El evangelio de la Transfiguración nos acompaña este segundo domingo de cuaresma y nos lleva a esa montaña donde se anticipa lo que va a ser y ya está siendo nuestra vida. Nos conduce, en medio del tiempo privilegiado de conversión, al acontecimiento primero y primordial que, de algún modo, surge desde las entrañas de un Dios resucitado y resucitador.
El color blanco cubre la escena, tanto que hay que entornar los ojos para poder vislumbrar algún retazo de lo que se va dibujando. Y en medio de la blancura, formando parte de ella, podemos escuchar un diálogo de profetas. Un diálogo que no entendemos pero que en el fondo habla de lo único: del amor. Elías, Moisés y Jesús hablando de nosotros. Diciendo que lo que está sucediendo sucederá en todas las épocas y en todos los seres humanos si se abren a esta realidad difusa, pero plena, de la Vida.

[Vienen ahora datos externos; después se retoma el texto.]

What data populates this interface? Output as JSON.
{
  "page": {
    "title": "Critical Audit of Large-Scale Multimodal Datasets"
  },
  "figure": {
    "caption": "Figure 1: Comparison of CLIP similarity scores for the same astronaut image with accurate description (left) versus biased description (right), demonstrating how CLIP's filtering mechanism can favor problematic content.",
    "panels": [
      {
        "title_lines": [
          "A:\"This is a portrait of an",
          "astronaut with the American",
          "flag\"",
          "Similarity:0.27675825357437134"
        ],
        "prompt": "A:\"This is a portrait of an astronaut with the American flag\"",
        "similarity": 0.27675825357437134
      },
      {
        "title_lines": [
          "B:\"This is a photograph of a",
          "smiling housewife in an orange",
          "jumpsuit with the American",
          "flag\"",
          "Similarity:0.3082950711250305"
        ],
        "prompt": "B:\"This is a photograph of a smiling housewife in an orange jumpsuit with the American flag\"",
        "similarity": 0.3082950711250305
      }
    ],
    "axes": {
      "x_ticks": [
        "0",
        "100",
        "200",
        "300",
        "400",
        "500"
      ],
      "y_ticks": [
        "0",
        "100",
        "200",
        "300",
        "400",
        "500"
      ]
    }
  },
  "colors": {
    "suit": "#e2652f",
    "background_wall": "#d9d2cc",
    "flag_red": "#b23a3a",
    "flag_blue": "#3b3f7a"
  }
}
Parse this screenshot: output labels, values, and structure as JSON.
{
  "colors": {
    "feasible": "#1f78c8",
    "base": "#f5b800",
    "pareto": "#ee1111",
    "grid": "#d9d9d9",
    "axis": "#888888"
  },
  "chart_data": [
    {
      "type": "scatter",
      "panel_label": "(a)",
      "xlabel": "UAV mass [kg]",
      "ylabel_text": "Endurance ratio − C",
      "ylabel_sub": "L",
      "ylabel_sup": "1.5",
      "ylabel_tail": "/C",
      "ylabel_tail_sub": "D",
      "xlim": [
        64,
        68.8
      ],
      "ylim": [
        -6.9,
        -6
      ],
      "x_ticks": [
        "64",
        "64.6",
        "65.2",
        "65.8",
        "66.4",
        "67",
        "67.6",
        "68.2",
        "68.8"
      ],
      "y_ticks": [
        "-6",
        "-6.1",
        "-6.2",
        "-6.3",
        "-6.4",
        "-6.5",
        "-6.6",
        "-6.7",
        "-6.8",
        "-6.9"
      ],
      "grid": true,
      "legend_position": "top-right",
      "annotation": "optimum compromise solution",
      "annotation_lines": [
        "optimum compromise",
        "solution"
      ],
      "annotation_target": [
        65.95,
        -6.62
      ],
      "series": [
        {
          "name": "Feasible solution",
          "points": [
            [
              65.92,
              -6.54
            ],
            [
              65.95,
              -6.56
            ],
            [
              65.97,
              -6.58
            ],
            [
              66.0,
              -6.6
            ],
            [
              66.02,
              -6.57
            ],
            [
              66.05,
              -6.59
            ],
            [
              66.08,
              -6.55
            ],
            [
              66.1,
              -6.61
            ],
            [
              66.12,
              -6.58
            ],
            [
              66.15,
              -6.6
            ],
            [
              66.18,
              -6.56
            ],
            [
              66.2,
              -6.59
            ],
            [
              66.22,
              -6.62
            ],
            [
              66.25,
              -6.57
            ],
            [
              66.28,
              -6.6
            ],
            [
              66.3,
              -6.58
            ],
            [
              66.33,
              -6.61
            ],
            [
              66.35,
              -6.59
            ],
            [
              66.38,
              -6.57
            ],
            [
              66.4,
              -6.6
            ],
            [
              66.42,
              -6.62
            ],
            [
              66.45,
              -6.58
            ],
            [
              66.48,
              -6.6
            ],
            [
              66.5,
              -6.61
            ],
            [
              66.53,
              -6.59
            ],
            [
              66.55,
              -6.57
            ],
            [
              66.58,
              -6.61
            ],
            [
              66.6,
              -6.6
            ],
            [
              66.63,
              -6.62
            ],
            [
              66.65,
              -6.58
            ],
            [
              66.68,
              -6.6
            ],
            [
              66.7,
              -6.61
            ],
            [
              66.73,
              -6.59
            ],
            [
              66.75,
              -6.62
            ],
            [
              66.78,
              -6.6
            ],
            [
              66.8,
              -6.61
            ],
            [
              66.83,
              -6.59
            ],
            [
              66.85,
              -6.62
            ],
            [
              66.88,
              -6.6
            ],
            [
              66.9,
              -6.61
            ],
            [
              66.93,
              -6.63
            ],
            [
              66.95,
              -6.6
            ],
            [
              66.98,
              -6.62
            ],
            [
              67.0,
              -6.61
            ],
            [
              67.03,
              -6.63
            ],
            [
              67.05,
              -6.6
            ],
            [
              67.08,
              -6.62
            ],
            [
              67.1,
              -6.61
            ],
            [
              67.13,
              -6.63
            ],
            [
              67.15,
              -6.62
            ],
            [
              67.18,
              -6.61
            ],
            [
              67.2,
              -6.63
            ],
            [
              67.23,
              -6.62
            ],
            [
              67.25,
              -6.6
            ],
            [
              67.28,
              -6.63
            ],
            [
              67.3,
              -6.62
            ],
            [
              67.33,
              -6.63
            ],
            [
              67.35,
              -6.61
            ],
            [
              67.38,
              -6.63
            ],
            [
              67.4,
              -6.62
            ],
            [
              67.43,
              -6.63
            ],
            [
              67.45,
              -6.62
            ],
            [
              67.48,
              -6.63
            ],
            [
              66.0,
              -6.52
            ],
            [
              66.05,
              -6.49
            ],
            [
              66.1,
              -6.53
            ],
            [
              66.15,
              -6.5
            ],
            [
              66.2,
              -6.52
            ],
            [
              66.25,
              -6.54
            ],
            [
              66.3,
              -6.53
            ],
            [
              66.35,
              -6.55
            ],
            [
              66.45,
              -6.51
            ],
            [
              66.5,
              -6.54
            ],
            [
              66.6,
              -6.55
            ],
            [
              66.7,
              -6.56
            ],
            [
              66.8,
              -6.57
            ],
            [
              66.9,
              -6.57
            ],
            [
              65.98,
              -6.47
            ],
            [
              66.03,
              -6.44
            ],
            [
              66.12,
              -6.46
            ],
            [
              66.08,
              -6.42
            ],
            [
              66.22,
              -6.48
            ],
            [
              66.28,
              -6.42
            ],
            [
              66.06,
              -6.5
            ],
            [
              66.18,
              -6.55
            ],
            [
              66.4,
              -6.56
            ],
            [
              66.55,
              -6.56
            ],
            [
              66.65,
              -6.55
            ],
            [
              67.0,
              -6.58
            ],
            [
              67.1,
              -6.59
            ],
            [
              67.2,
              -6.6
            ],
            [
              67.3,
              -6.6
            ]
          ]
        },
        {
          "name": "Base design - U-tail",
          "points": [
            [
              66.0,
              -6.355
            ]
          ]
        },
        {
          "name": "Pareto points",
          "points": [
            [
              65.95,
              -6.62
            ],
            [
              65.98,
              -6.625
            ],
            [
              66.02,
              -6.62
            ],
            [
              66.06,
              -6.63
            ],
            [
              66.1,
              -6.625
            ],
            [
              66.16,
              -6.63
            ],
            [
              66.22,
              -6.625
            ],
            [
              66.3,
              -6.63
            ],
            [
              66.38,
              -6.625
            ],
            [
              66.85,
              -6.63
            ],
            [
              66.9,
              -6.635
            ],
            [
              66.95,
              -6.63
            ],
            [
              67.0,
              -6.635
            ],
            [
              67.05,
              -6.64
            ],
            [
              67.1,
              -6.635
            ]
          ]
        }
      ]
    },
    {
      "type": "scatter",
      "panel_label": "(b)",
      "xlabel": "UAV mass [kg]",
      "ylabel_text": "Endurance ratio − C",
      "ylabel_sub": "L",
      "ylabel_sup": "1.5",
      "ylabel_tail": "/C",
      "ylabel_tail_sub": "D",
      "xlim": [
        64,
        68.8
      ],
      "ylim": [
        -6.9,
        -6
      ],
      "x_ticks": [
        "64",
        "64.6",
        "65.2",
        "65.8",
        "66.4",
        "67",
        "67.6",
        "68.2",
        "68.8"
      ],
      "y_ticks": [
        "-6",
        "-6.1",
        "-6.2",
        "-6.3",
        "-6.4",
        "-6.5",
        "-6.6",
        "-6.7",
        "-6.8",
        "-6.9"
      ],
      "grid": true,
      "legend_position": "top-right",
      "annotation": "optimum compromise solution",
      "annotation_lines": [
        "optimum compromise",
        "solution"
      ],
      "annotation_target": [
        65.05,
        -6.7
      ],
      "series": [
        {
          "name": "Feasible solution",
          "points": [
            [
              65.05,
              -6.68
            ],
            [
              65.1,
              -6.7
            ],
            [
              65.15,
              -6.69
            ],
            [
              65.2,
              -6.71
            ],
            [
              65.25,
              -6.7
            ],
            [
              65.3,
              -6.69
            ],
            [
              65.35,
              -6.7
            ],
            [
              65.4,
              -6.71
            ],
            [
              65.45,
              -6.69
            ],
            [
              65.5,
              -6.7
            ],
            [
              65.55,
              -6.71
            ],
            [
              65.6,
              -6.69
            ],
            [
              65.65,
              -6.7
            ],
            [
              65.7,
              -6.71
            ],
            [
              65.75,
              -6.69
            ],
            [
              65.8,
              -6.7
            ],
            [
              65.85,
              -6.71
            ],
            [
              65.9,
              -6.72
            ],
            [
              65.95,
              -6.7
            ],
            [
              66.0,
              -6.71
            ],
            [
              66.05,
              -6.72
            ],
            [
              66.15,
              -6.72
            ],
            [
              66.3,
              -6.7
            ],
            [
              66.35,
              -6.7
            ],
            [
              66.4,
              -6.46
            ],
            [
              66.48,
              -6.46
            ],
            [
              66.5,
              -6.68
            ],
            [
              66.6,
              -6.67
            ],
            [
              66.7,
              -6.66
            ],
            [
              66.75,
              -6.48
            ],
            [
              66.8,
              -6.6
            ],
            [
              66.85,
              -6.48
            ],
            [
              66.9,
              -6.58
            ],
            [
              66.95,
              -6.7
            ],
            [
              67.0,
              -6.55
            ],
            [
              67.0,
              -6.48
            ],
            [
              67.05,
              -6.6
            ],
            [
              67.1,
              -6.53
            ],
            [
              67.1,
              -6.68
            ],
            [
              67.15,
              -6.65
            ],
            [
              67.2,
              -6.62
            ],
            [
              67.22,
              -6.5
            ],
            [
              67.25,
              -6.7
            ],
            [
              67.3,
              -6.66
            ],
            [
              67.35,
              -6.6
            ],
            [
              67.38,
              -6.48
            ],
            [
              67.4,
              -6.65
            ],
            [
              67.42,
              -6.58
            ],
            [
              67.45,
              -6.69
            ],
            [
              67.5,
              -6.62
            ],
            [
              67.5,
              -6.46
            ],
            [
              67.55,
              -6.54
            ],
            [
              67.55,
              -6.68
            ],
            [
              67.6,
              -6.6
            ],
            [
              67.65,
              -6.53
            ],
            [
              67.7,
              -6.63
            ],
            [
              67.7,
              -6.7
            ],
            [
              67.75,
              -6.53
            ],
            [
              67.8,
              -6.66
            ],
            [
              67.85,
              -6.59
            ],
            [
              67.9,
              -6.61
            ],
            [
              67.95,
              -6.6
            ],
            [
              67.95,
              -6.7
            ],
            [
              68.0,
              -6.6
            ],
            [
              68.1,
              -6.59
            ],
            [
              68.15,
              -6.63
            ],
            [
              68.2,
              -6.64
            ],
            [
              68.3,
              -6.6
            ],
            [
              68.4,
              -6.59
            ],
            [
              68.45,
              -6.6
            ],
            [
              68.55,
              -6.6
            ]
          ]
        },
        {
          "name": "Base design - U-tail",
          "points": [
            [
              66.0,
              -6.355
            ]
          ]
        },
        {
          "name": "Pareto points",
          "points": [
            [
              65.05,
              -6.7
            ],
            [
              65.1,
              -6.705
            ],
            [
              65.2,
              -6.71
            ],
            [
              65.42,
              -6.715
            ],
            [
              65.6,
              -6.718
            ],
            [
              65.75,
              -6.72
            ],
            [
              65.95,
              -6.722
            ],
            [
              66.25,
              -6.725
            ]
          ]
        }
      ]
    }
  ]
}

Unas palabras también blancas, un decir bien sin paliativos, un torrente suave que llena la existencia aunque por momentos lo olvidemos. La palabra definitiva de la Creación («Y vio Dios que era bueno») pronunciada sobre nosotros mismos. Pero no en una bondad triste moralizante de miserables obras que buscan aparentar, sino en esa bondad completa que también es belleza regalada de existir para los demás y con los demás. Una bondad blanca que nos alcanza porque no es nuestra, porque desde el seno materno nos fue entretejiendo, porque es Dios en nosotros, desbordado y desbordante.
En una blancura sonora que, si nos paramos un rato, podemos percibir en nosotros mismos y en los demás: anticipo y presencia de resurrección, de llevar a plenitud ya lo que venimos siendo de manera gratuita. Blanco susurrante en nosotros.